They also seem willing to take on the financial risk of higher education. For the first time, working 18-year-olds are outnumbered by those who don’t work, termed “economically inactive”. The phrase “economically inactive” is not meant to be offensive – it merely means that more are not looking for work, overwhelmingly because they are going to college. Good for them.

They will also be reaping the full benefits of the Fourth Industrial Revolution and innovations such as artificial intelligence. There they will, most likely, get a better deal out of life than the millennials, who increasingly look to be the poor relations of the baby boomers and Gen Z alike. What’s more, they seem more likely to reproduce than their immediate predecessors, so the UK’s demographics will improve towards the middle of the 21st century – meaning a better ratio between workers and the retired. That will help us all. Gen Z is not, though, keen on marrying young; only 1 in 1,000 18-year-olds are getting spliced, an all-time low. You can draw your own conclusions about that.

These trends are all very interesting, but I doubt they should have any political bearing. The thing I regret about the whole “intergenerational fairness” debate is the way it distorts politics, setting age groups against each other. It makes no sense, anyway. Was it fair that a previous generation had to live though the Great Depression and two world wars? No, but nothing can be done.

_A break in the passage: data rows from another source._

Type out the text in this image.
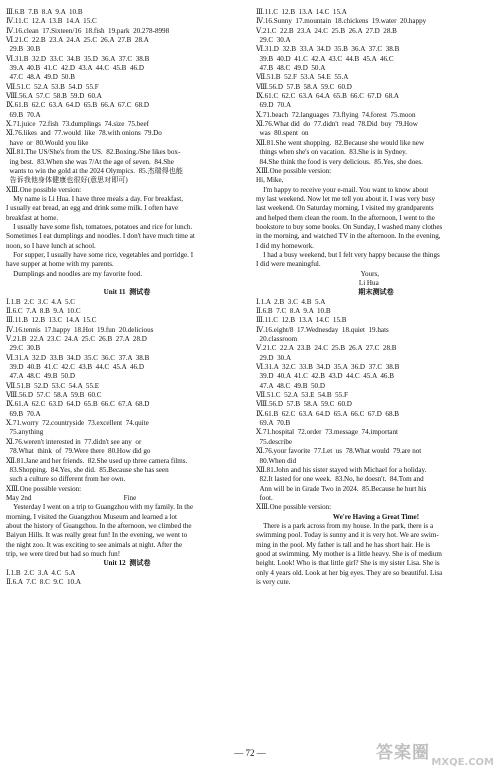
Ⅲ.6.B  7.B  8.A  9.A  10.B
Ⅳ.11.C  12.A  13.B  14.A  15.C
Ⅳ.16.clean  17.Sixteen/16  18.fish  19.park  20.278-8998
Ⅵ.21.C  22.B  23.A  24.A  25.C  26.A  27.B  28.A
29.B  30.B
Ⅵ.31.B  32.D  33.C  34.B  35.D  36.A  37.C  38.B
39.A  40.B  41.C  42.D  43.A  44.C  45.B  46.D
47.C  48.A  49.D  50.B
Ⅶ.51.C  52.A  53.B  54.D  55.F
Ⅷ.56.A  57.C  58.B  59.D  60.A
Ⅸ.61.B  62.C  63.A  64.D  65.B  66.A  67.C  68.D
69.B  70.A
Ⅹ.71.juice  72.fish  73.dumplings  74.size  75.beef
Ⅺ.76.likes  and  77.would  like  78.with onions  79.Do
have  or  80.Would you like
Ⅻ.81.The US/She's from the US.  82.Boxing./She likes box-
ing best.  83.When she was 7/At the age of seven.  84.She
wants to win the gold at the 2024 Olympics.  85.杰瑞得也能
告诉我他身体健康也很好(意思对即可)
ⅩⅢ.One possible version:
My name is Li Hua. I have three meals a day. For breakfast,
I usually eat bread, an egg and drink some milk. I often have
breakfast at home.
I usually have some fish, tomatoes, potatoes and rice for lunch.
Sometimes I eat dumplings and noodles. I don't have much time at
noon, so I have lunch at school.
For supper, I usually have some rice, vegetables and porridge. I
have supper at home with my parents.
Dumplings and noodles are my favorite food.
Unit 11  测试卷
Ⅰ.1.B  2.C  3.C  4.A  5.C
Ⅱ.6.C  7.A  8.B  9.A  10.C
Ⅲ.11.B  12.B  13.C  14.A  15.C
Ⅳ.16.tennis  17.happy  18.Hot  19.fun  20.delicious
Ⅴ.21.B  22.A  23.C  24.A  25.C  26.B  27.A  28.D
29.C  30.B
Ⅵ.31.A  32.D  33.B  34.D  35.C  36.C  37.A  38.B
39.D  40.B  41.C  42.C  43.B  44.C  45.A  46.D
47.A  48.C  49.B  50.D
Ⅶ.51.B  52.D  53.C  54.A  55.E
Ⅷ.56.D  57.C  58.A  59.B  60.C
Ⅸ.61.A  62.C  63.D  64.D  65.B  66.C  67.A  68.D
69.B  70.A
Ⅹ.71.worry  72.countryside  73.excellent  74.quite
75.anything
Ⅺ.76.weren't interested in  77.didn't see any  or
78.What  think  of  79.Were there  80.How did go
Ⅻ.81.Jane and her friends.  82.She used up three camera films.
83.Shopping.  84.Yes, she did.  85.Because she has seen
such a culture so different from her own.
ⅩⅢ.One possible version:
May 2nd                                                    Fine
Yesterday I went on a trip to Guangzhou with my family. In the
morning, I visited the Guangzhou Museum and learned a lot
about the history of Guangzhou. In the afternoon, we climbed the
Baiyun Hills. It was really great fun! In the evening, we went to
the night zoo. It was exciting to see animals at night. After the
trip, we were tired but had so much fun!
Unit 12  测试卷
Ⅰ.1.B  2.C  3.A  4.C  5.A
Ⅱ.6.A  7.C  8.C  9.C  10.A
Ⅲ.11.C  12.B  13.A  14.C  15.A
Ⅳ.16.Sunny  17.mountain  18.chickens  19.water  20.happy
Ⅴ.21.C  22.B  23.A  24.C  25.B  26.A  27.D  28.B
29.C  30.A
Ⅵ.31.D  32.B  33.A  34.D  35.B  36.A  37.C  38.B
39.B  40.D  41.C  42.A  43.C  44.B  45.A  46.C
47.B  48.C  49.D  50.A
Ⅶ.51.B  52.F  53.A  54.E  55.A
Ⅷ.56.D  57.B  58.A  59.C  60.D
Ⅸ.61.C  62.C  63.A  64.A  65.B  66.C  67.D  68.A
69.D  70.A
Ⅹ.71.beach  72.languages  73.flying  74.forest  75.moon
Ⅺ.76.What did  do  77.didn't  read  78.Did  buy  79.How
was  80.spent  on
Ⅻ.81.She went shopping.  82.Because she would like new
things when she's on vacation.  83.She is in Sydney.
84.She think the food is very delicious.  85.Yes, she does.
ⅩⅢ.One possible version:
Hi, Mike,
I'm happy to receive your e-mail. You want to know about
my last weekend. Now let me tell you about it. I was very busy
last weekend. On Saturday morning, I visited my grandparents
and helped them clean the room. In the afternoon, I went to the
bookstore to buy some books. On Sunday, I washed many clothes
in the morning, and watched TV in the afternoon. In the evening,
I did my homework.
I had a busy weekend, but I felt very happy because the things
I did were meaningful.
Yours,
Li Hua
期末测试卷
Ⅰ.1.A  2.B  3.C  4.B  5.A
Ⅱ.6.B  7.C  8.A  9.A  10.B
Ⅲ.11.C  12.B  13.A  14.C  15.B
Ⅳ.16.eight/8  17.Wednesday  18.quiet  19.hats
20.classroom
Ⅴ.21.C  22.A  23.B  24.C  25.B  26.A  27.C  28.B
29.D  30.A
Ⅵ.31.A  32.C  33.B  34.D  35.A  36.D  37.C  38.B
39.D  40.A  41.C  42.B  43.D  44.C  45.A  46.B
47.A  48.C  49.B  50.D
Ⅶ.51.C  52.A  53.E  54.B  55.F
Ⅷ.56.D  57.B  58.A  59.C  60.D
Ⅸ.61.B  62.C  63.A  64.D  65.A  66.C  67.D  68.B
69.A  70.B
Ⅹ.71.hospital  72.order  73.message  74.important
75.describe
Ⅺ.76.your favorite  77.Let  us  78.What would  79.are not
80.When did
Ⅻ.81.John and his sister stayed with Michael for a holiday.
82.It lasted for one week.  83.No, he doesn't.  84.Tom and
Ann will be in Grade Two in 2024.  85.Because he hurt his
foot.
ⅩⅢ.One possible version:
We're Having a Great Time!
There is a park across from my house. In the park, there is a
swimming pool. Today is sunny and it is very hot. We are swim-
ming in the pool. My father is tall and he has short hair. He is
good at swimming. My mother is a little heavy. She is of medium
height. Look! Who is that little girl? She is my sister Lisa. She is
only 4 years old. Look at her big eyes. They are so beautiful. Lisa
is very cute.
— 72 —	答案圈 MXQE.COM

So-called intergenerational fairness seems to be about fighting over getting a bigger slice of an existing economic pie, rather than concentrating on how we can make the economic pie bigger. How can we raise productivity and produce more? How can we do so sustainably? Do we need to improve incentives for work and enterprise? Reduce taxation on wealth creators? Not pay ourselves more than we earn? Save more and invest more? I’d suggest so, and add that that is the way for every generation to make itself wealthier than the one before. Seems fair.